For purposes of the rule, an “overpayment” includes any funds that a person receives or retains under the Medicare or Medicaid programs to which that person is not entitled. Unfortunately, even with this definition it is not always clear exactly when an overpayment has occurred.

Additionally, it is not always clear when the 60-day rule period starts to run, or even how far back the reach of the 60-day rule applies.  This lack of clarity has left providers (and their counsel) scrambling to take precautions until further guidance is offered.

Physicians are encouraged to routinely audit their billing records, and there is no doubt that this is an essential part of any compliant medical practice. Here are my answers to some commonly asked questions about the 60-day rule:

What should a practice do if it discovers a modifier was misused? 

First, the practice has to find out how widespread the error was, how many claims were impacted, and how far back the error goes.  The practice may even need to hire specialists to help. 

When does the 60-day period start to run? Is it from the first moment the error is identified? Is it when a final determination is made of the exact error and the amount of the overpayment? 

This is an issue which remains unclear.  The only safe course is to assume that overpayments must be refunded as quickly as possible and any delays should be well documented.

What if a practice discovers an “overpayment” from five years ago? Does a physician need to return those “overpayments” as well, or is there a time limit on the repayment obligations?

According to the statute, any overpayment which is discovered and not repaid within 60 days can trigger the False Claims Act (FCA) and, under the FCA’s statute of limitations, the government can go back 10 years from the date of the discovered overpayment.  So, if you do the math, a potential overpayment discovered from five years ago would extend the reach of the FCA more than 15 years.  That’s a pretty overwhelming scenario for any provider, particularly a smaller one without extensive compliance and auditing resources.

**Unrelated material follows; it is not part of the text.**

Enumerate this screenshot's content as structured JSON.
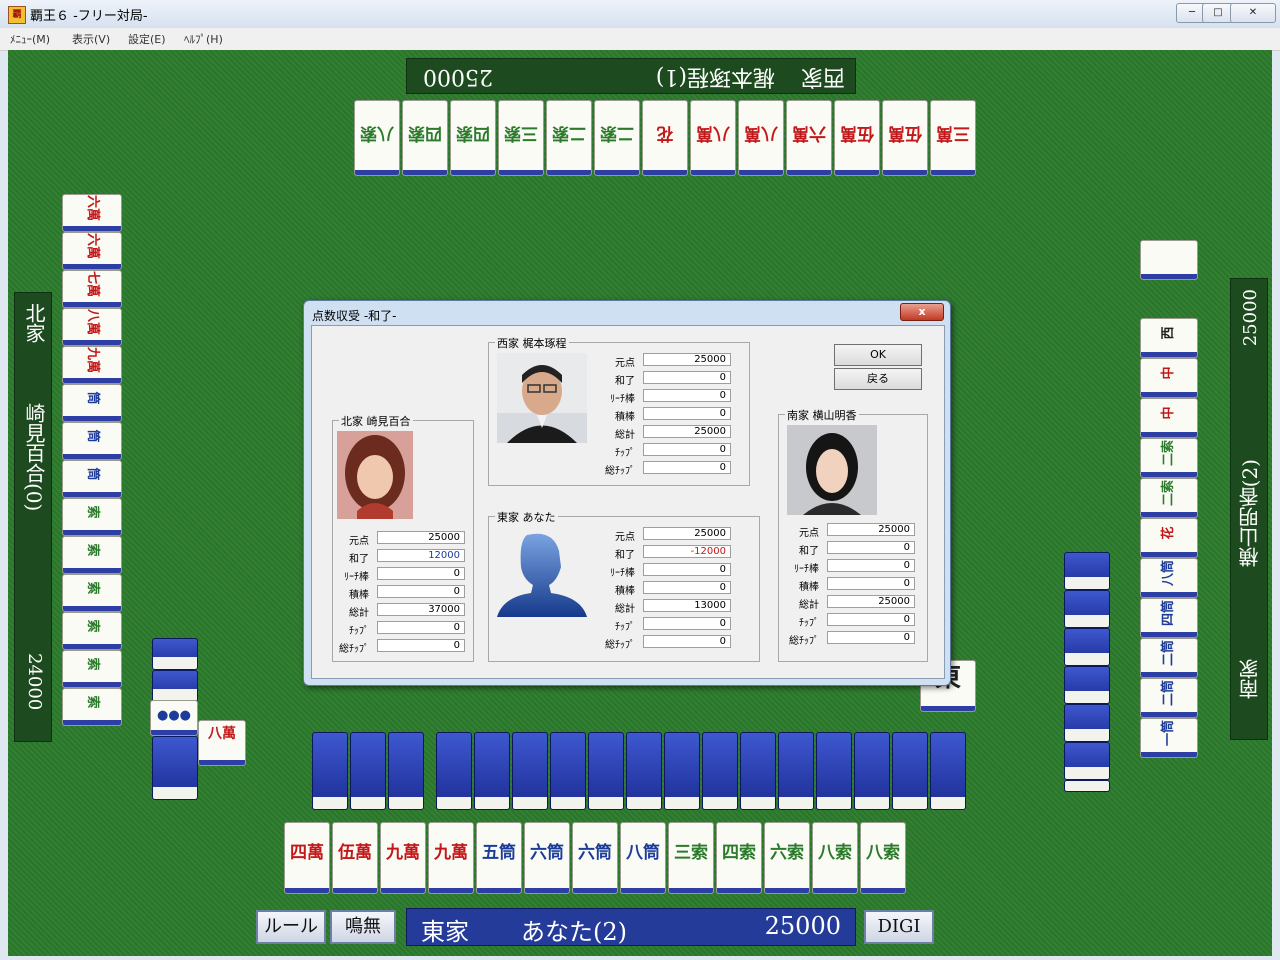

No matter how long the government takes to finalize the 60-day rule, providers need to live within the parameters of the existing rule. The government, aided by helpful whistleblowers, is fully enforcing the law, with whistleblower claims under the FCA now being reviewed by the criminal division of the Department of Justice, before being civilly reviewed. 

In fact, in 2014, there were 700 whistleblower filings and more than $6 billion dollars generated from FCA litigation alone. With an even bigger CMS enforcement budget in 2015, providers should anticipate investigation and enforcement actions under the FCA will continue to grow. 

There is not much a provider can do other than remain vigilant in their efforts to audit and refund overpayments in a prompt manner.  Talking with experienced legal counsel can be very important as well. Given the serious consequences of an FCA violation, there is no doubt that paying for advice in advance will be a far less expensive option than facing an FCA violation.